6. Handlungsempfehlungen des Ökologischen Sanierungs- und Entwicklungsplanes Niederlausitz

Als Grundlage für die ökologisch verträgliche Gestaltung der wirtschaftlichen und sozialen Entwicklung der besonders belasteten Niederlausitzer Bergbau- und Energieregion wurde Ende 1993 nach zweijähriger Bearbeitungszeit das vom Bundesumweltministerium mit ca. 5 Mio. DM geförderte und in Kooperation mit den Ländern Brandenburg und Sachsen sowie den betreffenden Landkreisen erstellte Konzept "Ökologischer Sanierungs- und Entwicklungsplan Niederlausitz" vorgelegt. Es verbindet eine umfassende Zustandsanalyse aller betroffenen Bereiche mit Empfehlungen für kurz- und mittelfristige Maßnahmenplanungen der Länder und Kommunen unter Einbeziehung sozio-ökonomischer Aspekte. Sie beinhaltet neben der Aufarbeitung umfassenden Datenmaterials zur Umweltsituation der Niederlausitz eine Vielzahl von Handlungsempfehlungen. Hierzu gehören nach Themenfeldern:

a) Raumordnungs- und Regionalplanung

Tiefgreifende Strukturveränderungen bestimmen die Situation in der Niederlausitz.
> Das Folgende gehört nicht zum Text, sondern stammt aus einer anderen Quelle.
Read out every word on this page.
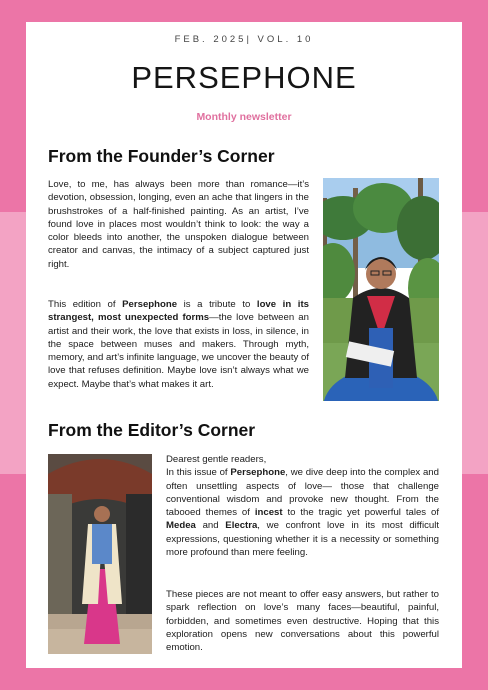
FEB. 2025| VOL. 10
PERSEPHONE
Monthly newsletter
From the Founder’s Corner

Love, to me, has always been more than romance—it’s devotion, obsession, longing, even an ache that lingers in the brushstrokes of a half-finished painting. As an artist, I’ve found love in places most wouldn’t think to look: the way a color bleeds into another, the unspoken dialogue between creator and canvas, the intimacy of a subject captured just right.

This edition of Persephone is a tribute to love in its strangest, most unexpected forms—the love between an artist and their work, the love that exists in loss, in silence, in the space between muses and makers. Through myth, memory, and art’s infinite language, we uncover the beauty of love that refuses definition. Maybe love isn’t always what we expect. Maybe that’s what makes it art.

From the Editor’s Corner

Dearest gentle readers,
In this issue of Persephone, we dive deep into the complex and often unsettling aspects of love— those that challenge conventional wisdom and provoke new thought. From the tabooed themes of incest to the tragic yet powerful tales of Medea and Electra, we confront love in its most difficult expressions, questioning whether it is a necessity or something more profound than mere feeling.

These pieces are not meant to offer easy answers, but rather to spark reflection on love’s many faces—beautiful, painful, forbidden, and sometimes even destructive. Hoping that this exploration opens new conversations about this powerful emotion.
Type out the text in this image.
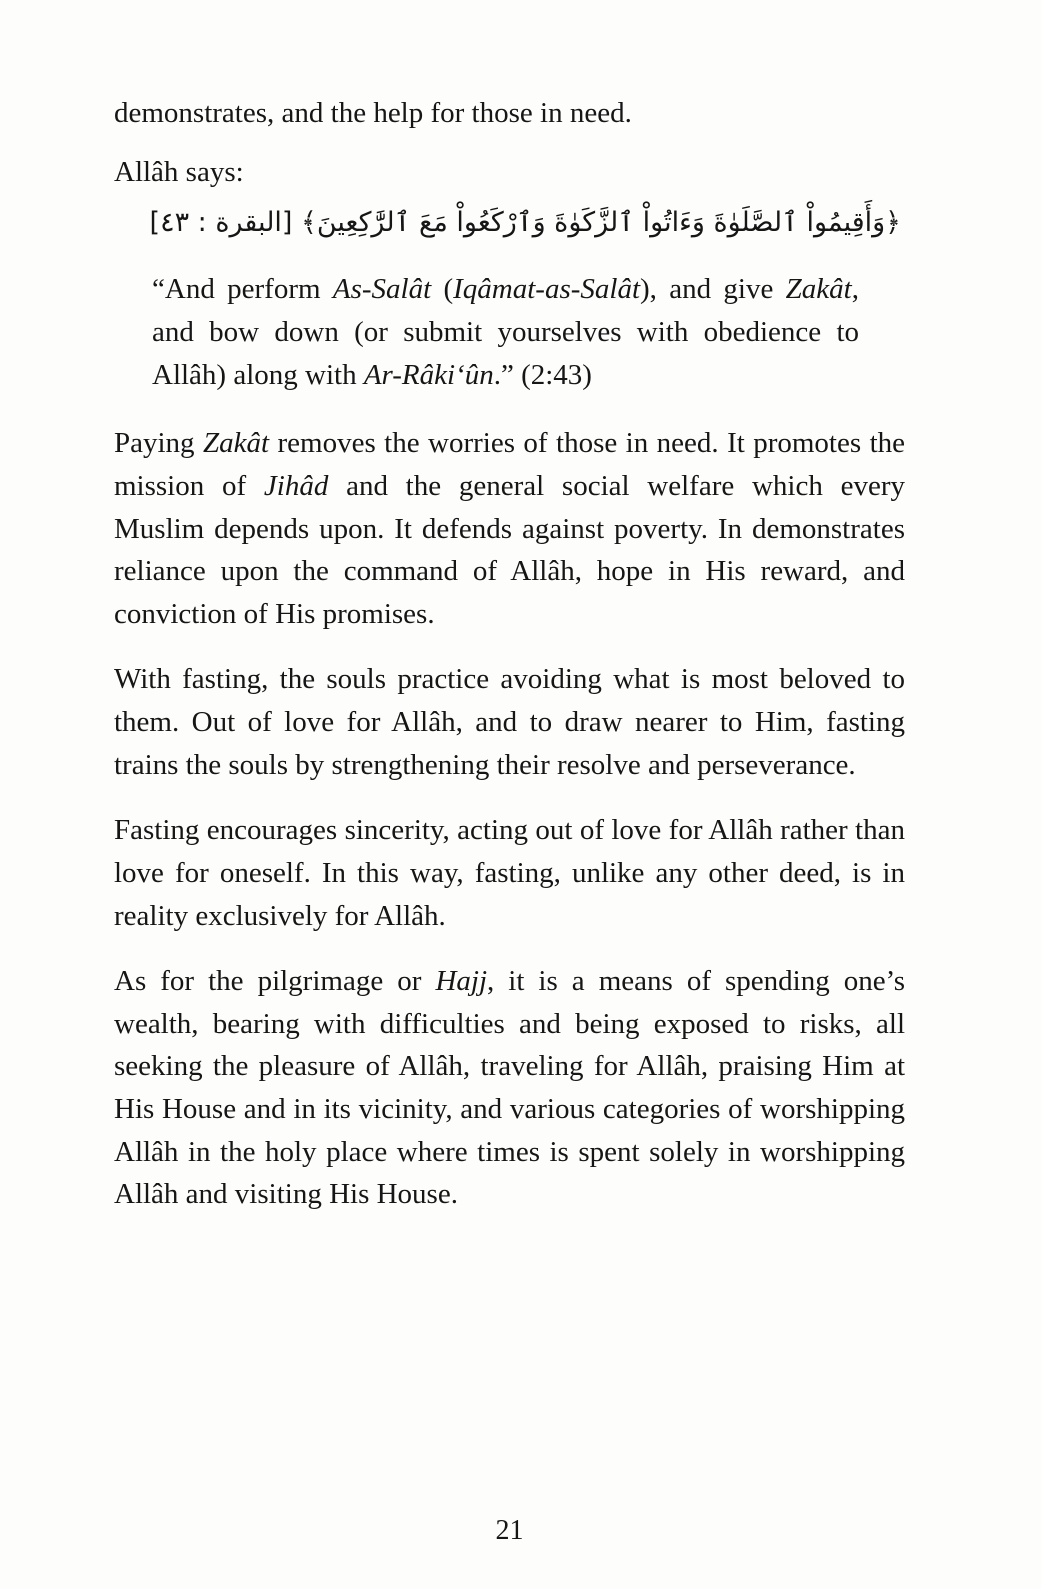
demonstrates, and the help for those in need.

Allâh says:

﴿وَأَقِيمُواْ ٱلصَّلَوٰةَ وَءَاتُواْ ٱلزَّكَوٰةَ وَٱرْكَعُواْ مَعَ ٱلرَّٰكِعِينَ﴾ [البقرة : ٤٣]

“And perform As-Salât (Iqâmat-as-Salât), and give Zakât, and bow down (or submit yourselves with obedience to Allâh) along with Ar-Râki‘ûn.” (2:43)

Paying Zakât removes the worries of those in need. It promotes the mission of Jihâd and the general social welfare which every Muslim depends upon. It defends against poverty. In demonstrates reliance upon the command of Allâh, hope in His reward, and conviction of His promises.

With fasting, the souls practice avoiding what is most beloved to them. Out of love for Allâh, and to draw nearer to Him, fasting trains the souls by strengthening their resolve and perseverance.

Fasting encourages sincerity, acting out of love for Allâh rather than love for oneself. In this way, fasting, unlike any other deed, is in reality exclusively for Allâh.

As for the pilgrimage or Hajj, it is a means of spending one’s wealth, bearing with difficulties and being exposed to risks, all seeking the pleasure of Allâh, traveling for Allâh, praising Him at His House and in its vicinity, and various categories of worshipping Allâh in the holy place where times is spent solely in worshipping Allâh and visiting His House.

21
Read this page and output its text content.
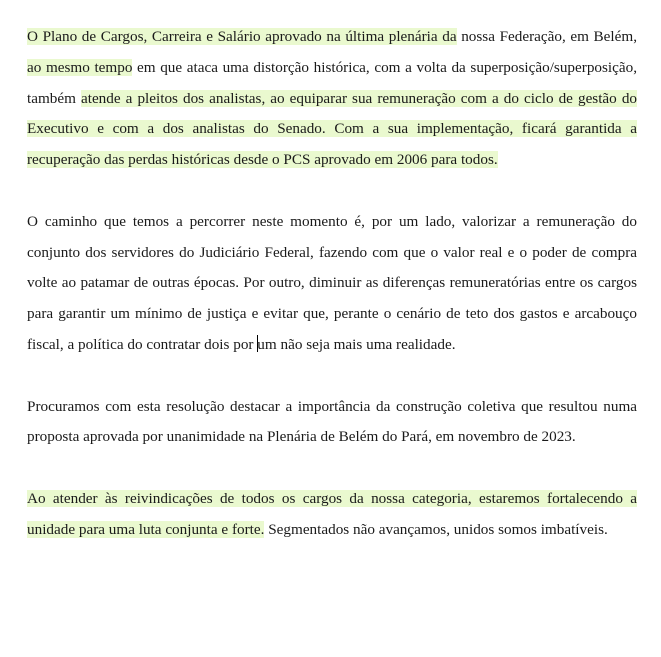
O Plano de Cargos, Carreira e Salário aprovado na última plenária da nossa Federação, em Belém, ao mesmo tempo em que ataca uma distorção histórica, com a volta da superposição/superposição, também atende a pleitos dos analistas, ao equiparar sua remuneração com a do ciclo de gestão do Executivo e com a dos analistas do Senado. Com a sua implementação, ficará garantida a recuperação das perdas históricas desde o PCS aprovado em 2006 para todos.

O caminho que temos a percorrer neste momento é, por um lado, valorizar a remuneração do conjunto dos servidores do Judiciário Federal, fazendo com que o valor real e o poder de compra volte ao patamar de outras épocas. Por outro, diminuir as diferenças remuneratórias entre os cargos para garantir um mínimo de justiça e evitar que, perante o cenário de teto dos gastos e arcabouço fiscal, a política do contratar dois por um não seja mais uma realidade.

Procuramos com esta resolução destacar a importância da construção coletiva que resultou numa proposta aprovada por unanimidade na Plenária de Belém do Pará, em novembro de 2023.

Ao atender às reivindicações de todos os cargos da nossa categoria, estaremos fortalecendo a unidade para uma luta conjunta e forte. Segmentados não avançamos, unidos somos imbatíveis.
Aufgabe der Regionalplanung unter Vorgaben der raumordnerischen Konzepte von Bund und Ländern ist es, Entwicklungen zu steuern und Fehlentwicklungen zu vermeiden. Ihr obliegt die Ergänzung aller Planungen durch Systemzusammenhänge und die Berücksichtigung indirekter, fachübergreifender Wirkungen, damit aus der Summe optimaler Fachplanungen auch eine optimale Raumgestaltung entsteht. Zur Stärkung der Steuerungsfunktion der Raumordnung als integrierender Planung gehört:

  • die Ausstattung mit über das übliche Maß hinausgehenden, ggf. zeitlich zu beschränkenden Kompetenzen in Anpassung an die Besonderheiten des Aufbaus in den neuen Bundesländern,

  • die Verbesserung von Verfahrensregeln,

  • die Verbesserung der Informationsgrundlagen,

  • ein hieraus abgeleitetes offensives Angebot an Flächen, die für bestimmte Nutzungen aus ökologischer und raumordnerischer Sicht besonders geeignet sind und

  • eine verbesserte Ausstattung mit Ressourcen, um die anstehenden Aufgaben bewältigen zu können.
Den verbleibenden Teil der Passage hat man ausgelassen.